Hace unos días, el martes último, este diario publicó que, según el instituto de estudios de la Fundación Mediterránea, uno de cada tres niños cordobeses es pobre. El dato, además, nos regresa a las condiciones sociales de comienzos de la década de 1990.

¿Buena o mala noticia? Pero ¿es una buena o mala noticia? Si retrocedemos hacia 2002, cuando dos tercios de los argentinos estaban sumergidos en la pobreza (y es probable que el porcentaje fuera mayor si se trataba de niños), no sería demasiado complejo reconocer un sentimiento de alivio porque las cosas son un tercio menos dramáticas. Es decir, volver a las condiciones de 1990, antes de que el huracán neoliberal que duró más de una década nos arrollara, no deja de ser un logro en el camino de una recuperación que, por momentos, ya no se creía posible.

Porque aquello sí que era el penúltimo paso hacia el abismo definitivo. Estaba claro: habíamos sido un país que, sobre la base de la calidad de la educación pública y una alimentación basada en la fuerza proteica de la carne, había sido capaz de repartir algunas oportunidades, como que legiones de hijos de obreros llegaron a la universidad.

Entonces, el naufragio en la pobreza, la mala alimentación (cuando no desnutrición) y la falta de educación se devorarían nuestras esperanzas de un futuro.
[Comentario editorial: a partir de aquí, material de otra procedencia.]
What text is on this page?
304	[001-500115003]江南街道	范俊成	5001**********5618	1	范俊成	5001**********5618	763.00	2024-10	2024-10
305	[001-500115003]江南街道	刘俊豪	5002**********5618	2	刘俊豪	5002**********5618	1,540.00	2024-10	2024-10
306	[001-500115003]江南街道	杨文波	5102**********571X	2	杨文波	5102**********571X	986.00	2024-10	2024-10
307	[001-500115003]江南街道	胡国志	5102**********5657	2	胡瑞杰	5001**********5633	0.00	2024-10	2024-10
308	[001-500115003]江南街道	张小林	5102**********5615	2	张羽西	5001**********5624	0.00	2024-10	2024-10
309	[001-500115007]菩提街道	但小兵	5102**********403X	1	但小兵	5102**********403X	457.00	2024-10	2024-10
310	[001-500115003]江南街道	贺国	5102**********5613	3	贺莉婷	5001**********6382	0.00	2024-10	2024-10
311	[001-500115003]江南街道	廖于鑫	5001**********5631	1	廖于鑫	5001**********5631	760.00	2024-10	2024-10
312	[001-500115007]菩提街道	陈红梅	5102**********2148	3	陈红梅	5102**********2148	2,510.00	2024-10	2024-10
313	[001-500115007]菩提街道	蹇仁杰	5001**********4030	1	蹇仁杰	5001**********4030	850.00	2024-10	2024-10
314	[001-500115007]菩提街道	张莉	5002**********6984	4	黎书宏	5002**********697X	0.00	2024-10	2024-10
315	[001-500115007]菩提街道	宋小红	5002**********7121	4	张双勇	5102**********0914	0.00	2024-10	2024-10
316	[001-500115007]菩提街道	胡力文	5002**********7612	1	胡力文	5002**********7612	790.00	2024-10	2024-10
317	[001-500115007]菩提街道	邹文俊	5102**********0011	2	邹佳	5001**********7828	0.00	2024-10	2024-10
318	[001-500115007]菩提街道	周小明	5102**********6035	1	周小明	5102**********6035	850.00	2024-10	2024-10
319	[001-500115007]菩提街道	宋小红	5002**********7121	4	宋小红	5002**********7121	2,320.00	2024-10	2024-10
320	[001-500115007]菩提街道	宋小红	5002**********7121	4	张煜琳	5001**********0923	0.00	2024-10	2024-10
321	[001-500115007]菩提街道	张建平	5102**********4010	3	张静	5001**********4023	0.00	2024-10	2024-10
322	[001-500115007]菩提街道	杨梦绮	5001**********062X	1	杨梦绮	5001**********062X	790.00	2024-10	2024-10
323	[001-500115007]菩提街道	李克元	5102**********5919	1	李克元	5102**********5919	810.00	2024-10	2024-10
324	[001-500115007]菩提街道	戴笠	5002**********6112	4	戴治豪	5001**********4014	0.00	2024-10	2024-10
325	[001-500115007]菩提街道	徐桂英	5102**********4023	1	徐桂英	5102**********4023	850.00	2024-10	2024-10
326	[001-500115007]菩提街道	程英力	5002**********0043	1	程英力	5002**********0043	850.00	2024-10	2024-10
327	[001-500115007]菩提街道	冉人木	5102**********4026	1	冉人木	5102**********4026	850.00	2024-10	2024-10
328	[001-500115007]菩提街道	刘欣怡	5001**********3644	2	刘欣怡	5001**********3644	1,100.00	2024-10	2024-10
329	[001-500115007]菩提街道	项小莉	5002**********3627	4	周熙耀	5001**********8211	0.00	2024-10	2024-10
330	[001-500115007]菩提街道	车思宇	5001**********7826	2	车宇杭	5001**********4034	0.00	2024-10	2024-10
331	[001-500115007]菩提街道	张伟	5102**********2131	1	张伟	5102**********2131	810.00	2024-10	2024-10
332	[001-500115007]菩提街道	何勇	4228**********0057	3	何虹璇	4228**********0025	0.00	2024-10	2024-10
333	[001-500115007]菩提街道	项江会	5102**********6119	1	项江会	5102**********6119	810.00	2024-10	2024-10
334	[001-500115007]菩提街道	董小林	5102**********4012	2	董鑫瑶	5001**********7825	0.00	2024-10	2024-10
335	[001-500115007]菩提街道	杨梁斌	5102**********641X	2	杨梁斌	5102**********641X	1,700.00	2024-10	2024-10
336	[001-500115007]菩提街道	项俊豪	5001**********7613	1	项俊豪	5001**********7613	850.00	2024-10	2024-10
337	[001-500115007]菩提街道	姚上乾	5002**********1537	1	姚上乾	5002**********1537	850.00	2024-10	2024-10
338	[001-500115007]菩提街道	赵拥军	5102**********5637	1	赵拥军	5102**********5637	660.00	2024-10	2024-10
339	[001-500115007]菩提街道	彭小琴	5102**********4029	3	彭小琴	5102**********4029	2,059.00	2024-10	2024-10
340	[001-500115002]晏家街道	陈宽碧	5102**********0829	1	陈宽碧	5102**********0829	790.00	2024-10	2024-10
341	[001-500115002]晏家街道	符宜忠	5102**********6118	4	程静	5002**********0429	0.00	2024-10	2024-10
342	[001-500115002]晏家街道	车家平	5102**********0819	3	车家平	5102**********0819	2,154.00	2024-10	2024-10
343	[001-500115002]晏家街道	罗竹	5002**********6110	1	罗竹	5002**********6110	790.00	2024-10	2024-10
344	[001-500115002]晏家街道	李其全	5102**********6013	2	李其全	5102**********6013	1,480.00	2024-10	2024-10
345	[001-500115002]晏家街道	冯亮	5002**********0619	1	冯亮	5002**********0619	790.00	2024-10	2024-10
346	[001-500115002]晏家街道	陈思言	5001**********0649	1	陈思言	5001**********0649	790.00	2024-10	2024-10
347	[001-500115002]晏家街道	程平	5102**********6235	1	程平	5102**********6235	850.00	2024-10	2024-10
Quizá los primeros en darse cuenta de la fatalidad que se avecinaba fueron miles de habitantes de los barrios más humildes, que salieron a buscar un poco de mate cocido y pan y abrieron sus puertas para dar a sus pequeños vecinos una chance frente al hambre.

Fue una de las grandes hazañas de la solidaridad argentina, que brotó de manera espontánea de corazones generosos, aun pobres entre los pobres, que al menos con varias dosis de meriendas calientes hicieron posible que gran parte del futuro quedara en pie.

Hoy, una década después, tenemos un presente diferente, con la esperanza abierta hacia un mejor futuro, que compartimos con los demás sudamericanos mientras mantengamos una intención común.

Pero, es cierto, jamás será una buena noticia que un tercio de los niños de esta sociedad viva sumergido en la pobreza. Sobre todo cuando este país sigue generando riqueza que no alcanza a ser lo suficientemente distribuida como para dejar a todos los argentinos a salvo de la pobreza.

Cada historia individual, cada vida que se hunde en el drama de la necesidad, de la frustración, de la falta de oportunidad, nunca sentirá el alivio de la estadística. Será, siempre, un puñal en el corazón de la sociedad.

Como decía Armando Tejada Gómez: "Importan dos maneras de concebir el mundo. / Una, salvarse solo, / arrojar ciegamente los demás de la balsa; / y la otra, / un destino de salvarse con todos, / comprometer la vida hasta el último náufrago, / no dormir esta noche si hay un niño en la calle".